Development and External Validation of a Machine Learning–Based Risk Score for Stent Outcomes in Post–Bariatric Leak Management: The “Alexandria-Bari-Stent” Tool – HRI

PUBLICATIONS

Development and External Validation of a Machine Learning–Based Risk Score for Stent Outcomes in Post–Bariatric Leak Management: The “Alexandria-Bari-Stent” Tool

There are no prediction models of stent outcomes for leaks after metabolic and bariatric surgery (MBS). The current study developed an artificial intelligence–based model to predict post-MBS stent failure.

Prospectively maintained database of patients with post-MBS leaks was used for model development (Center I, N = 250); external validation employed patients from another hospital (Center II, N = 150). Outcome definition was failure of the first (primary/initial) stent implantation to resolve the leak, i.e., lack of primary closure. Ranking of variables was performed, 11 machine learning algorithms were tested, the best model was selected, and a stent failure point-based risk scoring system was derived, with further external validation, calibration, and decision curve analysis.

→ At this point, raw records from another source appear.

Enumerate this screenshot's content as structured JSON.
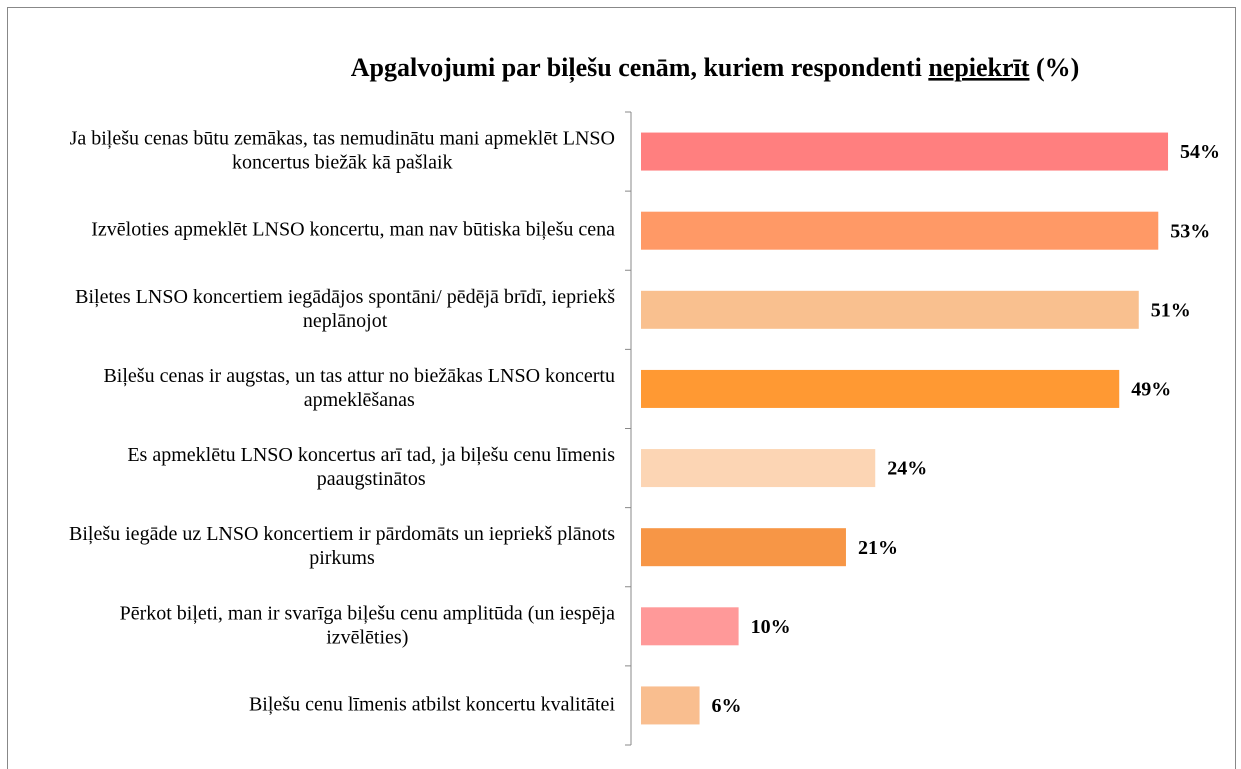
{
  "chart_data": {
    "type": "bar",
    "orientation": "horizontal",
    "title": [
      "Apgalvojumi par biļešu cenām, kuriem respondenti",
      "nepiekrīt",
      "(%)"
    ],
    "categories": [
      "Ja biļešu cenas būtu zemākas, tas nemudinātu mani apmeklēt LNSO koncertus biežāk kā pašlaik",
      "Izvēloties apmeklēt LNSO koncertu, man nav būtiska biļešu cena",
      "Biļetes LNSO koncertiem iegādājos spontāni/ pēdējā brīdī, iepriekš neplānojot",
      "Biļešu cenas ir augstas, un tas attur no biežākas LNSO koncertu apmeklēšanas",
      "Es apmeklētu LNSO koncertus arī tad, ja biļešu cenu līmenis paaugstinātos",
      "Biļešu iegāde uz LNSO koncertiem ir pārdomāts un iepriekš plānots pirkums",
      "Pērkot biļeti, man ir svarīga biļešu cenu amplitūda (un iespēja izvēlēties)",
      "Biļešu cenu līmenis atbilst koncertu kvalitātei"
    ],
    "values": [
      54,
      53,
      51,
      49,
      24,
      21,
      10,
      6
    ],
    "value_labels": [
      "54%",
      "53%",
      "51%",
      "49%",
      "24%",
      "21%",
      "10%",
      "6%"
    ],
    "colors": [
      "#ff7f7f",
      "#ff9966",
      "#f9c08f",
      "#ff9933",
      "#fcd5b4",
      "#f79646",
      "#ff9999",
      "#f9be8f"
    ]
  }
}
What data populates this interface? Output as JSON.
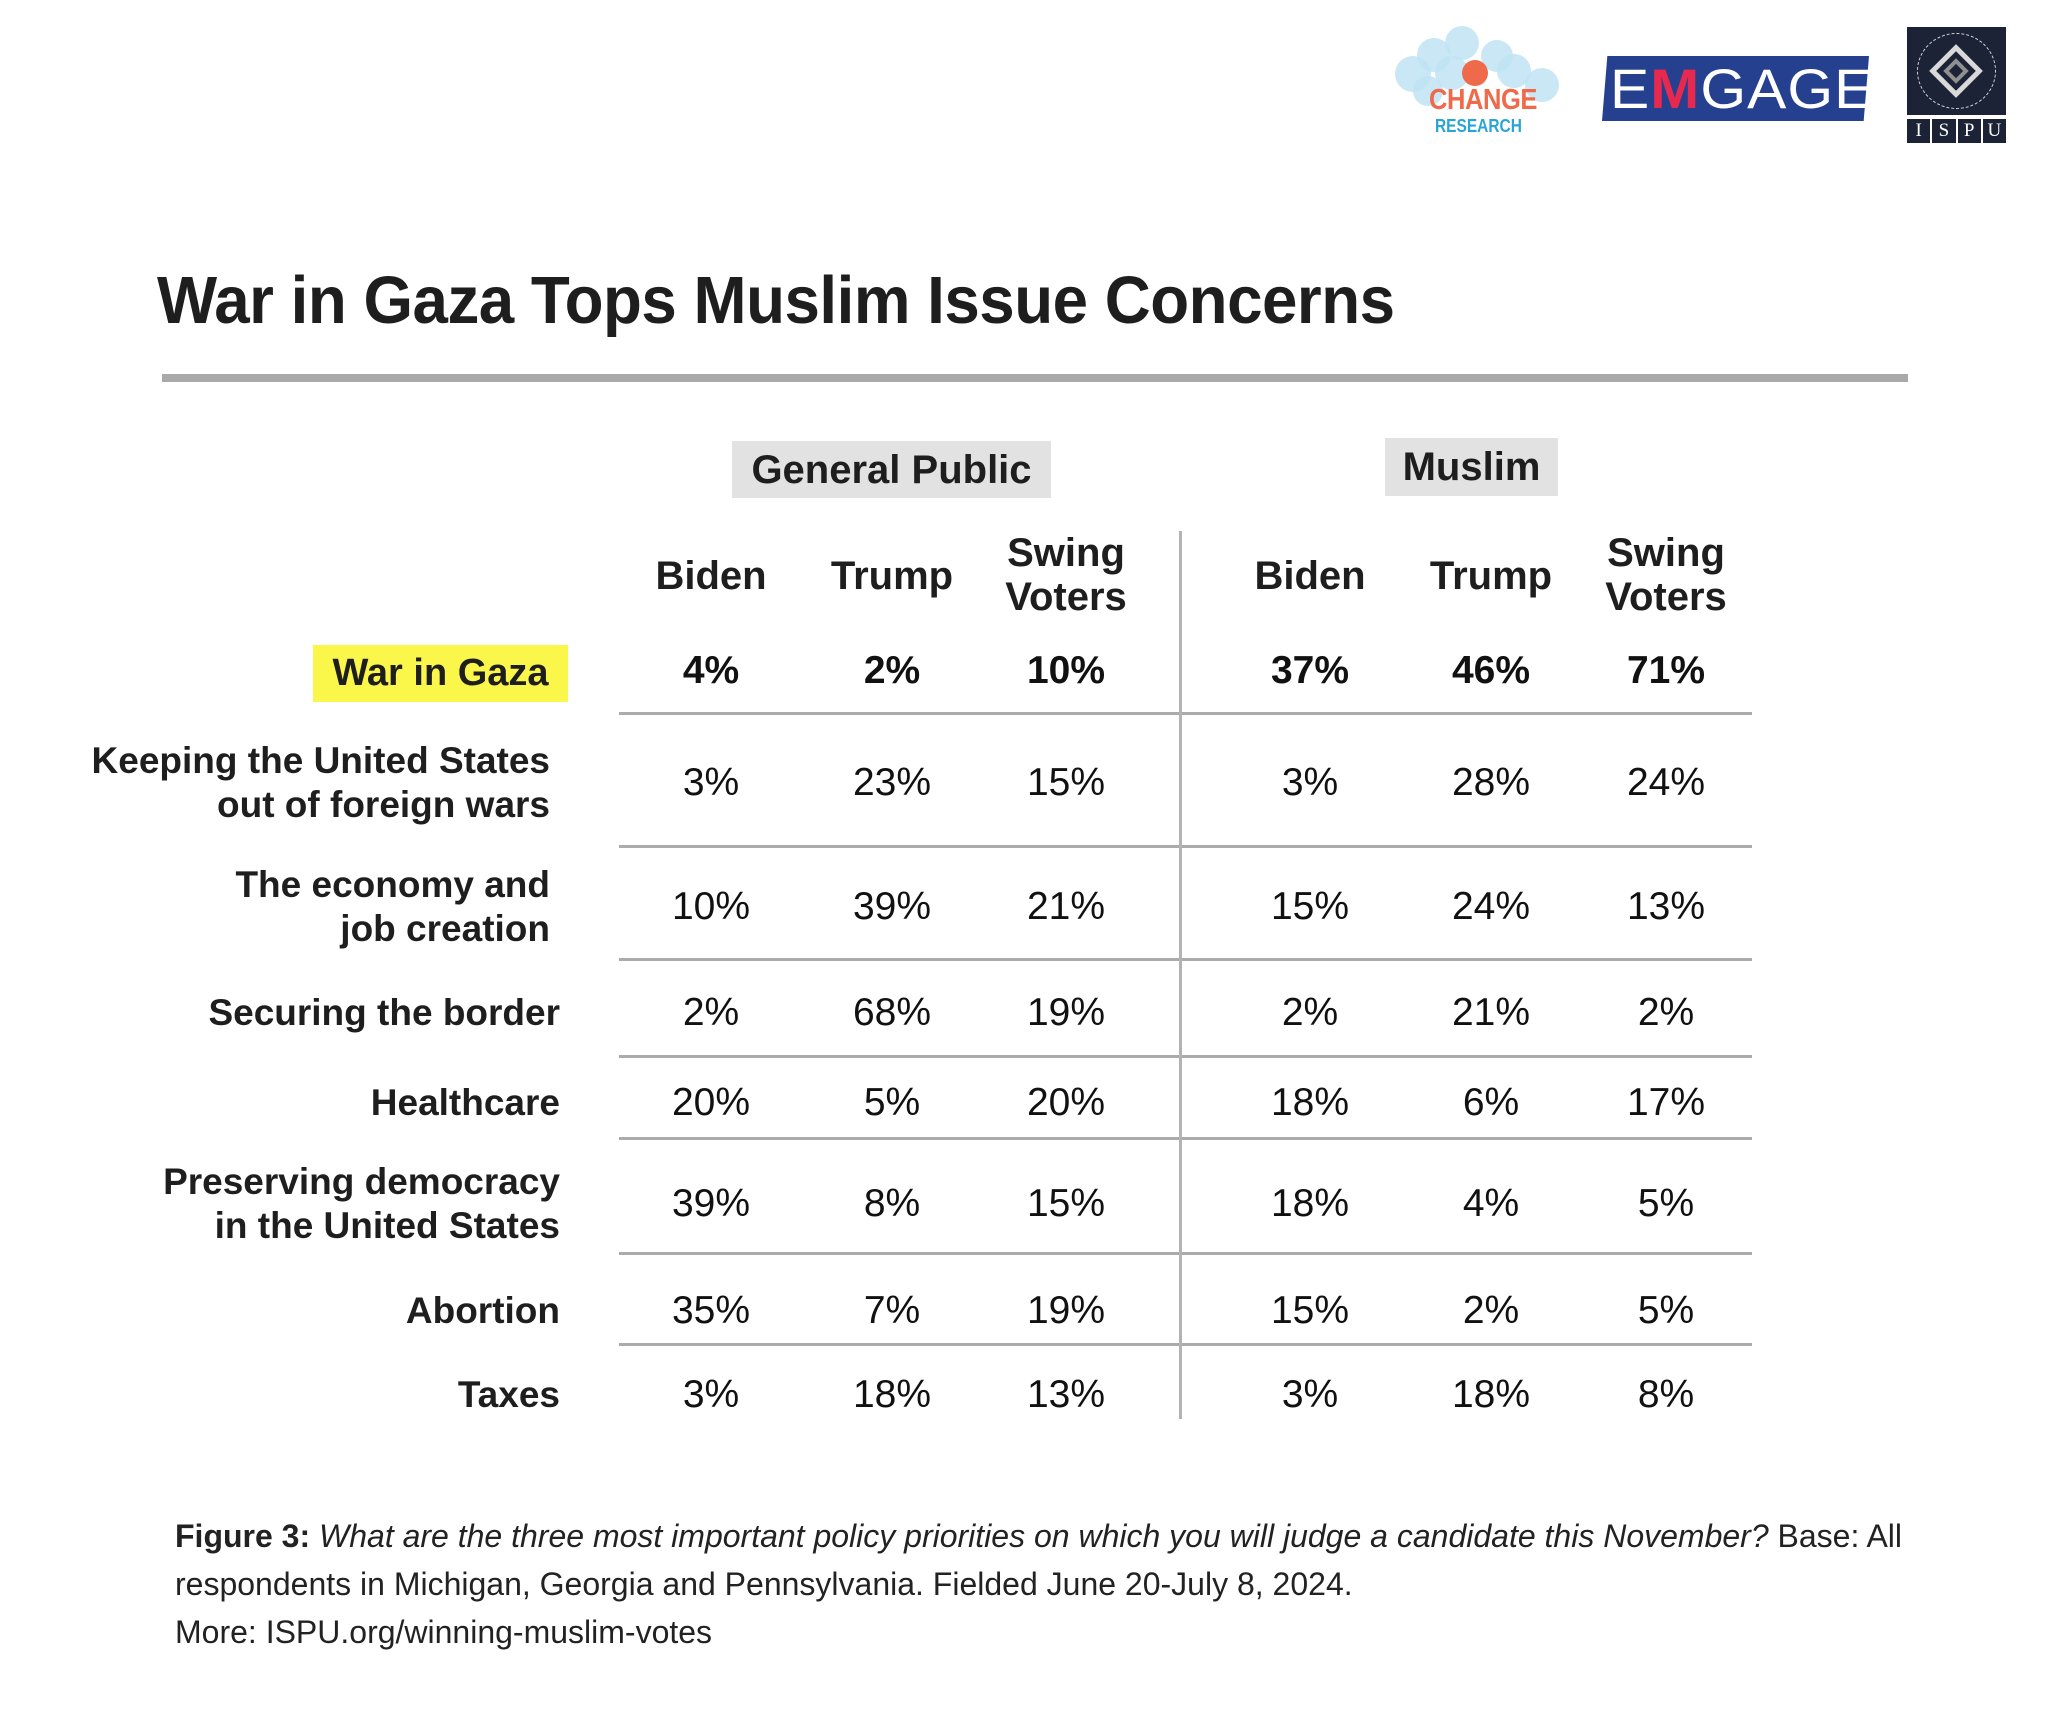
{
  "logos": {
    "change_research": {
      "line1": "CHANGE",
      "line2": "RESEARCH",
      "colors": {
        "orange": "#ef6a4b",
        "blue": "#2aa4d6",
        "circle": "#bfe3f3"
      }
    },
    "emgage": {
      "prefix": "E",
      "accent": "M",
      "suffix": "GAGE",
      "colors": {
        "bg": "#24408f",
        "accent": "#e8294f"
      }
    },
    "ispu": {
      "ring_text": "INSTITUTE FOR SOCIAL POLICY AND UNDERSTANDING",
      "letters": [
        "I",
        "S",
        "P",
        "U"
      ],
      "colors": {
        "bg": "#1c2337"
      }
    }
  },
  "colors": {
    "highlight": "#fbf74a",
    "group_bg": "#e2e2e2",
    "rule": "#a9a9a9"
  },
  "chart_data": {
    "type": "table",
    "title": "War in Gaza Tops Muslim Issue Concerns",
    "groups": [
      {
        "name": "General Public",
        "columns": [
          "Biden",
          "Trump",
          "Swing Voters"
        ]
      },
      {
        "name": "Muslim",
        "columns": [
          "Biden",
          "Trump",
          "Swing Voters"
        ]
      }
    ],
    "column_headers": [
      {
        "line1": "Biden",
        "line2": ""
      },
      {
        "line1": "Trump",
        "line2": ""
      },
      {
        "line1": "Swing",
        "line2": "Voters"
      },
      {
        "line1": "Biden",
        "line2": ""
      },
      {
        "line1": "Trump",
        "line2": ""
      },
      {
        "line1": "Swing",
        "line2": "Voters"
      }
    ],
    "rows": [
      {
        "label": "War in Gaza",
        "label_lines": [
          "War in Gaza"
        ],
        "highlighted": true,
        "values": [
          "4%",
          "2%",
          "10%",
          "37%",
          "46%",
          "71%"
        ]
      },
      {
        "label": "Keeping the United States out of foreign wars",
        "label_lines": [
          "Keeping the United States",
          "out of foreign wars"
        ],
        "highlighted": false,
        "values": [
          "3%",
          "23%",
          "15%",
          "3%",
          "28%",
          "24%"
        ]
      },
      {
        "label": "The economy and job creation",
        "label_lines": [
          "The economy and",
          "job creation"
        ],
        "highlighted": false,
        "values": [
          "10%",
          "39%",
          "21%",
          "15%",
          "24%",
          "13%"
        ]
      },
      {
        "label": "Securing the border",
        "label_lines": [
          "Securing the border"
        ],
        "highlighted": false,
        "values": [
          "2%",
          "68%",
          "19%",
          "2%",
          "21%",
          "2%"
        ]
      },
      {
        "label": "Healthcare",
        "label_lines": [
          "Healthcare"
        ],
        "highlighted": false,
        "values": [
          "20%",
          "5%",
          "20%",
          "18%",
          "6%",
          "17%"
        ]
      },
      {
        "label": "Preserving democracy in the United States",
        "label_lines": [
          "Preserving democracy",
          "in the United States"
        ],
        "highlighted": false,
        "values": [
          "39%",
          "8%",
          "15%",
          "18%",
          "4%",
          "5%"
        ]
      },
      {
        "label": "Abortion",
        "label_lines": [
          "Abortion"
        ],
        "highlighted": false,
        "values": [
          "35%",
          "7%",
          "19%",
          "15%",
          "2%",
          "5%"
        ]
      },
      {
        "label": "Taxes",
        "label_lines": [
          "Taxes"
        ],
        "highlighted": false,
        "values": [
          "3%",
          "18%",
          "13%",
          "3%",
          "18%",
          "8%"
        ]
      }
    ],
    "units": "percent"
  },
  "caption": {
    "lead": "Figure 3:",
    "question": "What are the three most important policy priorities on which you will judge a candidate this November?",
    "base": "Base: All respondents in Michigan, Georgia and Pennsylvania. Fielded June 20-July 8, 2024.",
    "more": "More: ISPU.org/winning-muslim-votes"
  }
}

The development cohort (training sample, Center I) had 27.6% failed stents/72.4% successes; the external validation cohort (Center II) had 30% failures/70% successes. The Lasso logistic regression model exhibited the best performance. Eight variables contributed to the model’s predictive performance (obstructive sleep apnea, hypertension, diabetes, hepatomegaly, hyperlipidemia, body mass index, Niti-S18 stent, gastrojejunal anastomosis leak), and nine others had varying contributions (revisional surgery, Niti-S23 stent, time to stent implantation, leak size > 1 cm, age, Roux-en-Y gastric bypass surgery, esophagogastric junction leak, Hanaro 21 stent, male sex). The clinical point-based stent failure risk system showed that scores ≤ 7 had very low failure risk (<1%), scores 8–47 = low risk (1–5%), 48–77 = moderate risk (5.1–15%), 78–117 = high risk (15.1–50%), and scores ≥198 were associated with extremely high failure risk (>96%). The model’s external validation demonstrated excellent discriminatory power, distinguishing between patients with/without the outcome with 0.85 area under the ROC curve (95% CI: 0.76–0.93), 80% sensitivity (95% CI: 65.4-90.4%), 82.9% specificity (95% CI: 74.3-89.5%), and 66.7% positive predictive value (95% CI: 52.4–79.0%). The negative predictive value was 90.6% (95% CI: 82.9–95.6%) indicating that the model was particularly effective at identifying patients unlikely to fail. Area under the precision-recall curve was 0.81 (95% CI: 0.70–0.89) indicating strong performance in identifying true positives while minimizing false positives. Calibration was acceptable (Brier score = 0.15). Decision curve analysis demonstrated higher net benefit when used in clinical decision-making across a broad range of threshold probabilities (0.10–0.80) compared to treating all patients or treating none.